Augusto Monterroso

1 de abril de 2010

Aunque nació en Tegucigalpa, capital de Honduras, su nacionalidad es la guatemalteca y desde 1944 su residencia habitual se halló en México, país al que se trasladó por motivos políticos.

Desde muy joven se implicó en la actividad política de su país, que compaginó con la temprana actividad en el campo de la literatura.

Ya había publicado algunos relatos cuando participó en la fundación de la revista Acento, que sería uno de los núcleos intelectuales más inquietos de Guatemala en una época de incesantes convulsiones sociales: la controvertida presidencia del liberal Jorge Ubico Castañeda, los alzamientos populares de 1944, sucesivos cuartelazos y la omnipresencia en todos los órdenes de la vida nacional de la compañía estadounidense United Fruit Company, son algunos de los episodios más representativos de este periodo.

En el exilio, Augusto Monterroso comienza a publicar sus textos a partir de 1959, cuando entregó a la imprenta "Obras completas (y otros cuentos)", colección de historias donde ya se prefiguran los rasgos fundamentales de lo que será su personalísima narrativa.

Una prosa concisa, sencilla, accesible, donde siempre late la conciencia de los grandes hitos de la literatura y una abierta inclinación hacia la parodia, la fábula y el ensayo, sienta los cimientos de un universo inquietante, cuyo idioma oficial oscilaría entre el absurdo, el humor negro y la paradoja.

Otros títulos de su producción, signada siempre por la brevedad, son: "La oveja negra y demás fábulas" (1969), "Movimiento perpetuo" (1972) o la novela "Lo demás es silencio" (1978), donde da vida al heterónimo Eduardo Torres.

También inclasificables, aunque más próximos al área de la reflexión literaria, no exenta de creatividad y fantasía, son los textos: "La letra e: fragmentos de un diario" (1987), "Viaje al centro de la fábula" (conversaciones, 1981) o "La palabra mágica" (1983). Su composición -"Cuando despertó, el dinosaurio todavía estaba allí"- está considerada como el relato más breve de la literatura universal.

Ha sido galardonado con el premio Villaurrutia en 1975 y en 1988 con la condecoración del Aguila Azteca. En 1996, año en que dio por concluido su exilio, se le otorgó el Premio 'Juan Rulfo' de narrativa y reunió en el volumen "Cuentos, fábulas y lo demás es silencio" el conjunto de su obra de ficción.
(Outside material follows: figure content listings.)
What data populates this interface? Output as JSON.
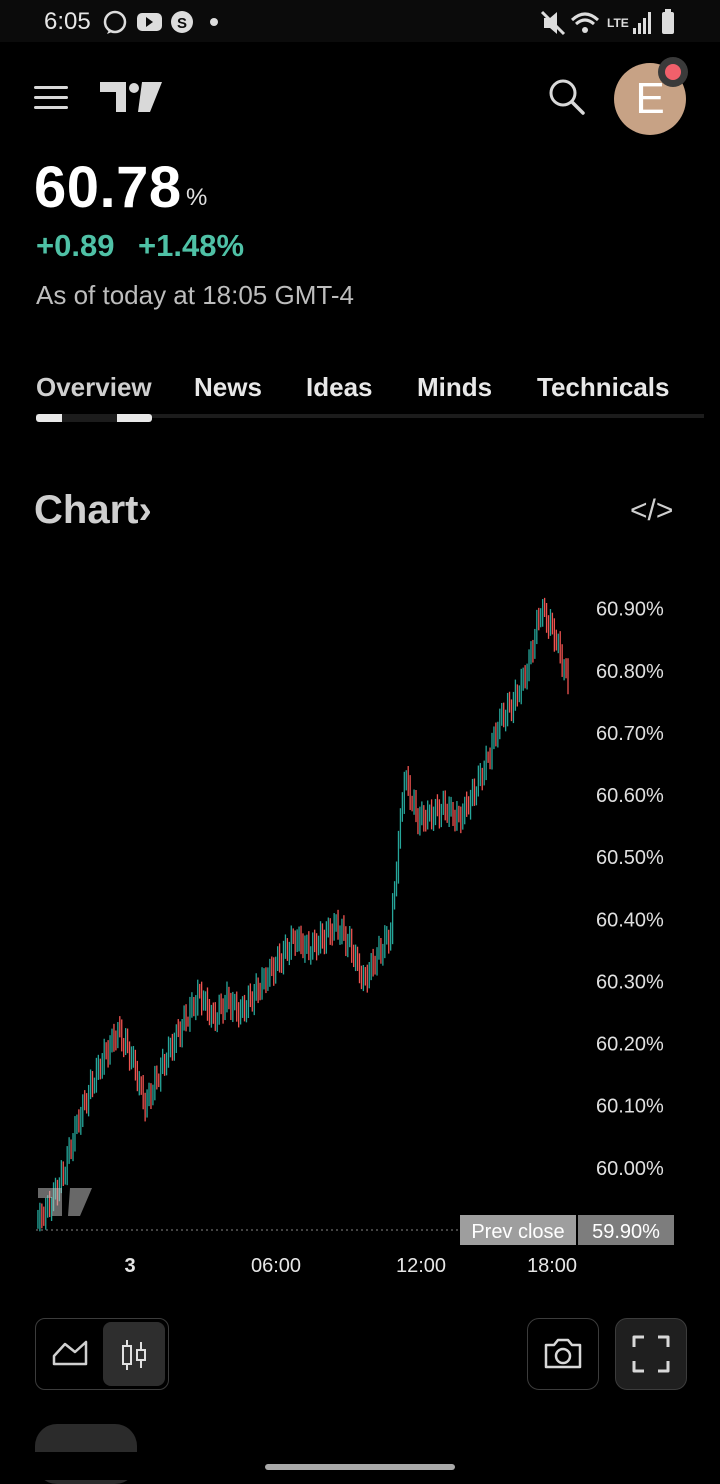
{
  "status_bar": {
    "time": "6:05",
    "network": "LTE",
    "icons": [
      "whatsapp-icon",
      "youtube-icon",
      "s-app-icon",
      "dot-icon",
      "mute-icon",
      "wifi-icon",
      "signal-icon",
      "battery-icon"
    ]
  },
  "header": {
    "avatar_letter": "E",
    "icons": [
      "menu-icon",
      "tradingview-logo",
      "search-icon"
    ]
  },
  "quote": {
    "price": "60.78",
    "unit": "%",
    "change": "+0.89",
    "change_pct": "+1.48%",
    "as_of": "As of today at 18:05 GMT-4"
  },
  "tabs": [
    "Overview",
    "News",
    "Ideas",
    "Minds",
    "Technicals"
  ],
  "chart_section": {
    "title": "Chart",
    "chevron": "›",
    "embed_label": "</>"
  },
  "chart_data": {
    "type": "line",
    "y_ticks": [
      "60.90%",
      "60.80%",
      "60.70%",
      "60.60%",
      "60.50%",
      "60.40%",
      "60.30%",
      "60.20%",
      "60.10%",
      "60.00%"
    ],
    "x_ticks": [
      "3",
      "06:00",
      "12:00",
      "18:00"
    ],
    "ylim": [
      59.9,
      60.93
    ],
    "prev_close": {
      "label": "Prev close",
      "value": "59.90%"
    },
    "series": [
      {
        "color_up": "#26a69a",
        "color_down": "#ef5350",
        "points": [
          [
            0,
            59.91
          ],
          [
            1,
            59.94
          ],
          [
            2,
            59.99
          ],
          [
            3,
            60.07
          ],
          [
            4,
            60.13
          ],
          [
            5,
            60.18
          ],
          [
            6,
            60.22
          ],
          [
            7,
            60.18
          ],
          [
            8,
            60.1
          ],
          [
            9,
            60.15
          ],
          [
            10,
            60.2
          ],
          [
            11,
            60.24
          ],
          [
            12,
            60.28
          ],
          [
            13,
            60.24
          ],
          [
            14,
            60.27
          ],
          [
            15,
            60.25
          ],
          [
            16,
            60.28
          ],
          [
            17,
            60.31
          ],
          [
            18,
            60.34
          ],
          [
            19,
            60.37
          ],
          [
            20,
            60.35
          ],
          [
            21,
            60.37
          ],
          [
            22,
            60.39
          ],
          [
            23,
            60.36
          ],
          [
            24,
            60.3
          ],
          [
            25,
            60.34
          ],
          [
            26,
            60.38
          ],
          [
            27,
            60.63
          ],
          [
            28,
            60.56
          ],
          [
            29,
            60.57
          ],
          [
            30,
            60.58
          ],
          [
            31,
            60.56
          ],
          [
            32,
            60.6
          ],
          [
            33,
            60.65
          ],
          [
            34,
            60.72
          ],
          [
            35,
            60.75
          ],
          [
            36,
            60.8
          ],
          [
            37,
            60.9
          ],
          [
            38,
            60.86
          ],
          [
            39,
            60.78
          ]
        ]
      }
    ]
  },
  "chart_controls": {
    "icons": [
      "area-chart-icon",
      "candlestick-icon",
      "camera-icon",
      "fullscreen-icon"
    ]
  }
}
Actuó además como intermediario en las negociaciones de paz entabladas entre el gobierno y la guerrilla revolucionaria de su país.


Cuento:

EL ECLIPSE

Cuando fray Bartolomé Arrazola se sintió perdido aceptó que ya nada podría salvarlo. La selva poderosa de Guatemala lo había apresado, implacable y definitiva. Ante su ignorancia topográfica se sentó con tranquilidad a esperar la muerte. Quiso morir allí, sin ninguna esperanza, aislado, con el pensamiento fijo en la España distante, particularmente en el convento de los Abrojos, donde Carlos Quinto condescendiera una vez a bajar de su eminencia para decirle que confiaba en el celo religioso de su labor redentora.

Al despertar se encontró rodeado por un grupo de indígenas de rostro impasible que se disponían a sacrificarlo ante un altar, un altar que a Bartolomé le pareció como el lecho en que descansaría, al fin, de sus temores, de su destino, de sí mismo.

Tres años en el país le habían conferido un mediano dominio de las lenguas nativas. Intentó algo. Dijo algunas palabras que fueron comprendidas.

Entonces floreció en él una idea que tuvo por digna de su talento y de su cultura universal y de su arduo conocimiento de Aristóteles. Recordó que para ese día se esperaba un eclipse total de sol. Y dispuso, en lo más íntimo, valerse de aquel conocimiento para engañar a sus opresores y salvar la vida.

—Si me matáis —les dijo— puedo hacer que el sol se oscurezca en su altura.

Los indígenas lo miraron fijamente y Bartolomé sorprendió la incredulidad en sus ojos. Vio que se produjo un pequeño consejo, y esperó confiado, no sin cierto desdén.

Dos horas después el corazón de fray Bartolomé Arrazola chorreaba su sangre vehemente sobre la piedra de los sacrificios (brillante bajo la opaca luz de un sol eclipsado), mientras uno de los indígenas recitaba sin ninguna inflexión de voz, sin prisa, una por una, las infinitas fechas en que se producirían eclipses solares y lunares, que los astrónomos de la comunidad maya habían previsto y anotado en sus códices sin la valiosa ayuda de Aristóteles.